HOW LONG TO MAKE THIS GAME CONTRACT?
Hesiod, a Greek poet who died around 650 B.C., said, “Observe due measure, for right timing is in all things the most important factor.”
Hear, hear! That has been our theme this week. To end, a deal that requires impeccable timing for declarer to make his contract.
South is in four spades. West leads the heart king. What should declarer do?
North’s two-spade raise is no thing of beauty, but with three trumps, an ace and a doubleton, it is the right response. (Note that if you employ two-over-one and a forcing one-no-trump response, when having three-card major-suit support, you should go via one notrump only with an even weaker hand than this and typically 4-33-3 distribution.) South, because his hand is balanced, is thin for a jump to game, but it pays to be aggressive, especially when vulnerable.

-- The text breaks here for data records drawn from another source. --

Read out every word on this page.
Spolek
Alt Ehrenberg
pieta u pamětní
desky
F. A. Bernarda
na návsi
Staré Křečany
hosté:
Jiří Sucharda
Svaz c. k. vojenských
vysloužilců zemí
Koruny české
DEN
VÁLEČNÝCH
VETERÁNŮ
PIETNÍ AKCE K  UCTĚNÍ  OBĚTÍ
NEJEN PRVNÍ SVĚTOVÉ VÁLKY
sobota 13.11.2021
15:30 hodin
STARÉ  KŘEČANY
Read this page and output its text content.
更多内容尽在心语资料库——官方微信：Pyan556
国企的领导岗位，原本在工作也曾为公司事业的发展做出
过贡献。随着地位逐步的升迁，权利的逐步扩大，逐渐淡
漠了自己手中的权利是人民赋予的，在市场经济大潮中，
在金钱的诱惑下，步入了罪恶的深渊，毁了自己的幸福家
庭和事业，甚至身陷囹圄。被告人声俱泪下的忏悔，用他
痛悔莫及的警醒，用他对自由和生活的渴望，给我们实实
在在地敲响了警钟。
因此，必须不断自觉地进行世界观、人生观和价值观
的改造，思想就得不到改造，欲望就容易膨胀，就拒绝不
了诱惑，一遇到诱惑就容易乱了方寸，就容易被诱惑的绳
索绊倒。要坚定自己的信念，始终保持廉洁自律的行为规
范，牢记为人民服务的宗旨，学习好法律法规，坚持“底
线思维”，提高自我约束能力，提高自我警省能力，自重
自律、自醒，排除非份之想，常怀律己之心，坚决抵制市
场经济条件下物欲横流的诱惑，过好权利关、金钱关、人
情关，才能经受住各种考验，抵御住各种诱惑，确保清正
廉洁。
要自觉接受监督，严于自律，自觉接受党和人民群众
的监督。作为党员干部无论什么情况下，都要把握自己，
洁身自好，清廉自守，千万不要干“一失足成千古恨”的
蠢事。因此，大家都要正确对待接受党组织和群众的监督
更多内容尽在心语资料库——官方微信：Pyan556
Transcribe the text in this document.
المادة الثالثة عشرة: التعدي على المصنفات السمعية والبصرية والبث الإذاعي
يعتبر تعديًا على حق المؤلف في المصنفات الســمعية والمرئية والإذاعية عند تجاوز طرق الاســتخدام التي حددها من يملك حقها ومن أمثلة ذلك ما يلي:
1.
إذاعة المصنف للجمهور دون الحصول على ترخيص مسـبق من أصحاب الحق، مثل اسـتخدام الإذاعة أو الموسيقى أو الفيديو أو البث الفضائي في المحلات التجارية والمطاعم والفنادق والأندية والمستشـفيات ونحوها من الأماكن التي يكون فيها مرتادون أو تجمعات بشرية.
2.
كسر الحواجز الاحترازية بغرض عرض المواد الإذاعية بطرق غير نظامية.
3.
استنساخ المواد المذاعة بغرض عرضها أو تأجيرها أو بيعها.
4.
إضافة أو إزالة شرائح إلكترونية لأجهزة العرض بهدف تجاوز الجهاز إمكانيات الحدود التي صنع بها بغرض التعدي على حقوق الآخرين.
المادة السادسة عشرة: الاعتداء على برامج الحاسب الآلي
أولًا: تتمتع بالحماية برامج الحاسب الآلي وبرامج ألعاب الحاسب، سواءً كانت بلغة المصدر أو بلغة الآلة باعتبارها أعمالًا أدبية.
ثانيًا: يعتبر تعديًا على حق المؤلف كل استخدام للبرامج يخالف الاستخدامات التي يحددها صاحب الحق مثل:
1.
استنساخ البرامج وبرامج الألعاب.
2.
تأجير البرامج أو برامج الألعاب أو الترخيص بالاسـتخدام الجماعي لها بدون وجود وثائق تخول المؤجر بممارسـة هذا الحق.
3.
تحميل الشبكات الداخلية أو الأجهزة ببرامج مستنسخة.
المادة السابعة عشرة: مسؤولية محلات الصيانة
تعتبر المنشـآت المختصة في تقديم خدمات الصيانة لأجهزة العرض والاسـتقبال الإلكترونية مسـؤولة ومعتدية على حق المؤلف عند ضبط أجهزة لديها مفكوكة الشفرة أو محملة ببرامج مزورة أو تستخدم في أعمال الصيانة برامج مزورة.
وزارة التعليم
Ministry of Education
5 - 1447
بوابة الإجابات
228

First, South must assume trumps are 3-2. Even then, he is faced with four losers in his hand: one spade, two hearts and one diamond. He must aim to ruff his third heart in the dummy -- but how?
Suppose declarer wins the first trick and returns a heart. Here, West can play a third heart, and East will overruff the dummy. Then East can put West in with the diamond ace and ruff the next heart, effecting an uppercut that produces down two.
The secret is to duck the first trick, win the heart-queen continuation, cash two top trumps, and only then ruff South’s last heart. Even if East could overruff, it would be with his trump trick.